Springbrook National Park forest life can be categorized into five groups based on the tree genera, soil, geographic settings and rainfall. Mount Cougal, Natural Bridge and the sheltered ravines of Springbrook plateau comprise subtropical rainforest wealth. A tiny growth of near-extinct southern ochrosia Ochrosia moorei also forms part of the subtropical rainforests.
The Plant Life
The higher terrain of the plateau consists of warm and cool temperate rainforest. The former boasts of Lophostemon confertus and Ceratopetalum apetalum in the Canyon region.
You get to see Nothofagus moorei can be seen only at high altitude now. From the highest point at the cool temperate rainforest known as Best of All, feast your eyes on the oldest trees, some of which are close to 3,000 years.
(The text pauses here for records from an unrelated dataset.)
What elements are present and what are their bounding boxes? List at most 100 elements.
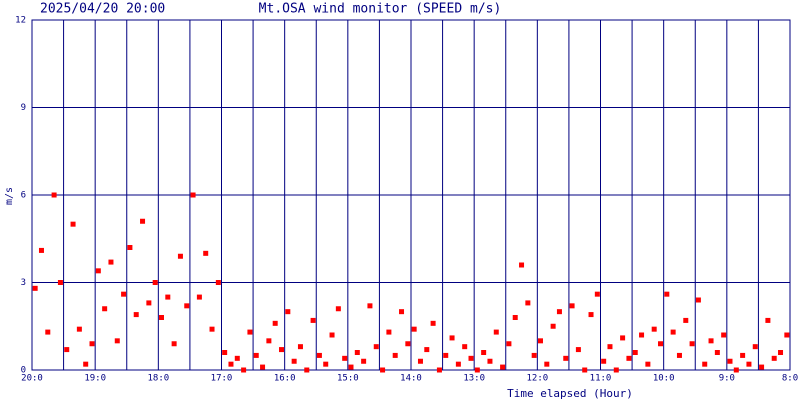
data-point [291,358,297,364]
y-tick-label: 12 [15,16,26,26]
data-point [695,297,701,303]
data-point [108,259,114,265]
plot-frame [31,19,791,371]
data-point [38,247,44,253]
data-point [146,300,152,306]
data-point [348,364,354,370]
data-point [127,245,133,250]
data-point [380,367,386,373]
data-point [361,358,367,364]
data-point [512,315,518,320]
data-point [544,361,550,367]
x-tick-label: 20:0 [21,374,43,384]
data-point [272,320,278,326]
data-point [525,300,531,306]
data-point [279,347,285,353]
data-point [171,341,177,347]
data-point [632,350,638,355]
data-point [76,326,82,332]
x-tick-label: 10:0 [653,374,675,384]
x-tick-label: 15:0 [337,374,359,384]
data-point [399,309,405,315]
data-point [367,303,373,309]
x-tick-label: 13:0 [463,374,485,384]
data-point [683,317,689,323]
data-point [601,358,607,364]
data-point [45,329,51,335]
data-point [746,361,752,367]
data-point [266,338,272,344]
data-point [449,335,455,341]
data-point [196,294,202,300]
data-point [70,221,76,227]
data-point [57,280,63,285]
data-point [152,280,158,285]
data-point [234,355,240,361]
x-tick-label: 16:0 [274,374,296,384]
data-point [651,326,657,332]
data-point [316,352,322,358]
data-point [83,361,89,367]
chart-subtitle: 2025/04/20 20:00 [40,2,165,17]
data-point [664,291,670,297]
data-point [563,355,569,361]
data-point [519,262,525,268]
x-tick-label: 12:0 [526,374,548,384]
x-axis-label: Time elapsed (Hour) [507,387,633,400]
data-point [392,352,398,358]
data-point [493,329,499,335]
data-point [424,347,430,353]
data-point [474,367,480,373]
data-point [386,329,392,335]
data-point [102,306,108,312]
data-point [297,344,303,350]
data-point [417,358,423,364]
data-point [89,341,95,347]
data-point [620,335,626,341]
data-point [228,361,234,367]
data-point [165,294,171,300]
data-point [436,367,442,373]
data-point [752,344,758,350]
data-point [241,367,247,373]
data-point [670,329,676,335]
data-point [373,344,379,350]
x-tick-label: 9:0 [719,374,735,384]
data-point [778,350,784,355]
data-point [676,352,682,358]
data-point [506,341,512,347]
data-point [177,253,183,259]
data-point [329,332,335,338]
data-point [658,341,664,347]
data-point [335,306,341,312]
data-point [714,350,720,355]
x-tick-label: 17:0 [211,374,233,384]
data-point [184,303,190,309]
data-point [771,355,777,361]
data-point [304,367,310,373]
data-point [613,367,619,373]
y-tick-label: 0 [21,366,26,376]
data-point [468,355,474,361]
data-point [430,320,436,326]
data-point [121,291,127,297]
x-tick-label: 8:0 [782,374,798,384]
data-point [247,329,253,335]
data-point [114,338,120,344]
data-point [342,355,348,361]
data-point [569,303,575,309]
data-point [626,355,632,361]
data-point [64,347,70,353]
x-tick-label: 18:0 [147,374,169,384]
x-tick-label: 14:0 [400,374,422,384]
data-point [158,315,164,320]
data-point [727,358,733,364]
data-point [310,317,316,323]
data-point [550,323,556,329]
y-tick-label: 9 [21,103,26,113]
data-point [462,344,468,350]
data-point [133,312,139,318]
data-point [759,364,765,370]
data-point [203,250,209,256]
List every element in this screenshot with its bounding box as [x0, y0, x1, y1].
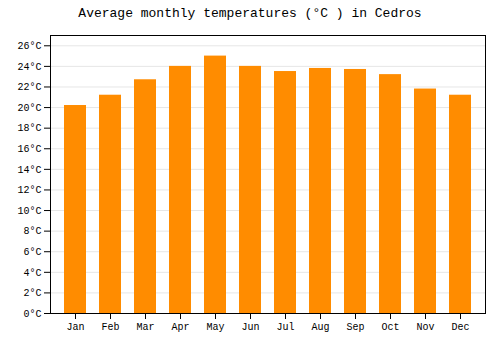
- svg-text:14°C: 14°C: [17, 165, 41, 176]
- svg-text:12°C: 12°C: [17, 185, 41, 196]
- svg-text:Jul: Jul: [276, 322, 294, 333]
- svg-text:Feb: Feb: [101, 322, 119, 333]
- svg-text:4°C: 4°C: [23, 268, 41, 279]
- svg-text:Apr: Apr: [171, 322, 189, 333]
- svg-text:Mar: Mar: [136, 322, 154, 333]
- svg-text:2°C: 2°C: [23, 288, 41, 299]
- svg-text:22°C: 22°C: [17, 82, 41, 93]
- svg-text:10°C: 10°C: [17, 206, 41, 217]
- svg-text:26°C: 26°C: [17, 41, 41, 52]
- svg-text:Jan: Jan: [66, 322, 84, 333]
- svg-text:6°C: 6°C: [23, 247, 41, 258]
- html-text:Average monthly temperatures (: Average monthly temperatures (°C ) in Ce…: [78, 6, 422, 21]
- svg-text:Nov: Nov: [416, 322, 434, 333]
- svg-text:Jun: Jun: [241, 322, 259, 333]
- svg-text:Dec: Dec: [451, 322, 469, 333]
- svg-text:Aug: Aug: [311, 322, 329, 333]
- svg-text:0°C: 0°C: [23, 309, 41, 320]
- svg-text:May: May: [206, 322, 224, 333]
- svg-text:24°C: 24°C: [17, 62, 41, 73]
- svg-text:Oct: Oct: [381, 322, 399, 333]
- svg-text:18°C: 18°C: [17, 123, 41, 134]
- svg-text:16°C: 16°C: [17, 144, 41, 155]
- svg-text:Sep: Sep: [346, 322, 364, 333]
- svg-text:8°C: 8°C: [23, 226, 41, 237]
- svg-text:20°C: 20°C: [17, 103, 41, 114]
The Springbrook plateau and the Numinbah Valley are also home to two kinds of open eucalypt forest.
The Animal Life
The day visitors enjoy watching pademelons among many mammals inhabiting the park. The night visitors love to see brushtail possum, ringtail possum, and the tiny and evasive sugar glider. The rocky outcrops and rainforests of Springbrook are also home to spotted-tailed quoll, a carnivorous marsupial.
Incredible varieties of bird species, reptiles, and aquatic creatures also form part of the rich animal kingdom of this park.